De las muchas cosas que no eligió, y que nadie salvo los reyes o papas, que son reyes después de todo, elige, la primera fue su nombre, Juan Balmes, heredado junto con el apellido de su padre y del hermano mayor de su abuelo. Sí eligió, en cambio, cada vez que pudo, el jugo Cipolleti de manzana por sobre cualquier otro, no sólo por su sabor sino también por el envase plateado que le daba un aire elegante. Además del jugo, su infancia estuvo marcada por otras preferencias, dibujar, las adivinanzas, los piratas, los barcos y los campamentos; cosas fabricadas con los mismos elementos: papel, lápices, pañuelos o sábanas (preferentemente sin estampados de flores, poco convenientes para un pirata) e imaginación.

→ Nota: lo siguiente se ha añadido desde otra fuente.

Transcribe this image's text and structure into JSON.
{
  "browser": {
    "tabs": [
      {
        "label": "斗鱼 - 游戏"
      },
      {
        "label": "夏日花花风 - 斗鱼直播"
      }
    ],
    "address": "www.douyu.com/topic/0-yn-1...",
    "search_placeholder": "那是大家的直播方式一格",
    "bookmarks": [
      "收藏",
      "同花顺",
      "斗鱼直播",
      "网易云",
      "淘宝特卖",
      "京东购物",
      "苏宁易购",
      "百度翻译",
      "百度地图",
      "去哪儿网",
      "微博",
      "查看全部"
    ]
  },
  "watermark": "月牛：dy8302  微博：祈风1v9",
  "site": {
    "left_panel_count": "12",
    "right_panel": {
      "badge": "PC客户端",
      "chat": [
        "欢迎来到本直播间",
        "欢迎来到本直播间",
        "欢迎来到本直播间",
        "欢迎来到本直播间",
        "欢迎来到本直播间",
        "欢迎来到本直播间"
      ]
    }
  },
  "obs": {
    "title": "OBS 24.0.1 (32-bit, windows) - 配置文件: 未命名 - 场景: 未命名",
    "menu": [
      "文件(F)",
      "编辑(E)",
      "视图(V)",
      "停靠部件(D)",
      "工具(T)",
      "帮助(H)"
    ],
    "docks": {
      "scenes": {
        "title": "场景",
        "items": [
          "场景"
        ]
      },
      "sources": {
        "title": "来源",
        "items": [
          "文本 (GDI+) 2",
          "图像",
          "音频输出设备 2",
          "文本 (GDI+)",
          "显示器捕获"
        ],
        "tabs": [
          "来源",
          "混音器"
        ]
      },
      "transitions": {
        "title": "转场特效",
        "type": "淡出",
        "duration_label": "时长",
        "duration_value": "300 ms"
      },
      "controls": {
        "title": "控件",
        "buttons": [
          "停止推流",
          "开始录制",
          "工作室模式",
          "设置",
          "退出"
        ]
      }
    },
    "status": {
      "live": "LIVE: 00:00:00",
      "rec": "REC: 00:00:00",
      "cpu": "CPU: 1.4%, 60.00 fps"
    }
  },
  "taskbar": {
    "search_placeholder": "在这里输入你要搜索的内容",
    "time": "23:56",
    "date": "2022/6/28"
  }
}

Pero Juan Balmes, que hubiera querido ser explorador, detective o ladrón, como la mayor parte de sus compañeros, tenía una sensibilidad especial para algunas cosas. Así, mientras otros temían monstruos y otras encarnaciones concretas del mal como el dolor y los dentistas, Juan, que soñaba con sirenas, tenía miedo de que el mundo, en lo que importaba, desapareciera. Horror. Pánico de ser abandonado por el mundo en lo que importaba. Por eso los padres de Juan debían turnarse en la puerta de su jardín de infantes y quedarse en la puerta leyendo para que Juan pudiera asomarse en cualquier momento por la rendija del buzón de la enorme puerta color verde legnano del colegio y constatar que no habían desaparecido, que él o ella seguían ahí.
Ridículo como pueda parecer, era empirista sin haber leído a Hume - no sabía leer- y dios berkeleiano sin saber demasiado de Dios ni de Berkeley. La realidad de parecía frágil como la vida de un gorrión - había visto morir algunos -y entendía con una certeza que va más allá de lo que el entendimiento permite que cuando algo ya no es visto, puede ya no ser. Le daban terror las calesitas. El momento en que sus papás desaparecían y mostraban el revés del mundo que le era ajeno y en el que estaba solo. Le parecía trágico borrar un pizarrón y sólo accedía a ello, de mala gana, cuando la mamá y el papá le sacaban una foto.
Un día su abuelo lo llevó al colegio, tenía cinco años, y él sintió que si lo dejaba irse quizás no lo volvía a ver nunca. Lloró y pataleó de una forma que nadie entendió del todo y ni si quiera él supo explicar por qué. Las palabras lo traicionaban desde antes de que pudiera confiar en ellas.
Con el tiempo fue aprendiendo a manejar esos miedos, a no patalear, y a confiar en que las cosas siguen ahí incluso cuando uno no las ve. Es decir, con el tiempo, empezó a engañarse. Como el resto del mundo se engaña; un signode salud. Y estudió en el colegio nacional y decidió seguir derecho y ser maestro.
Pero el engaño sólo duro unos años. Entonces sí vió a su abuelo Eugenio por última vez, sintió ese miedo infantil y lo contuvo y no volvió del living al dormitorio a darle otro beso y al día siguiente se enteró de que había muerto y le dió otro beso. No sin antes caminar mucho, todo un día. No era lo mismo, no lo fue ya. Y entendió también que a veces incluso al ver las cosas, las cosas no están.
Desde ese día, juan no dejó nunca del todo esos miedos infantiles, que no le resultaban ya infantiles. Después tuvo mujer y un hijo que no tuvo y dos que sí. Hoy tiene un sólo terror, ya casi desde el lado definitivo de las cosas y otros temen por él. Así giran las cosas. Hoy, al pensar en todo aquello, tiene la impresión de haber visto su propia vida, efímera y cierta como sus temores, terminando para él como para usted esta frase desaparece.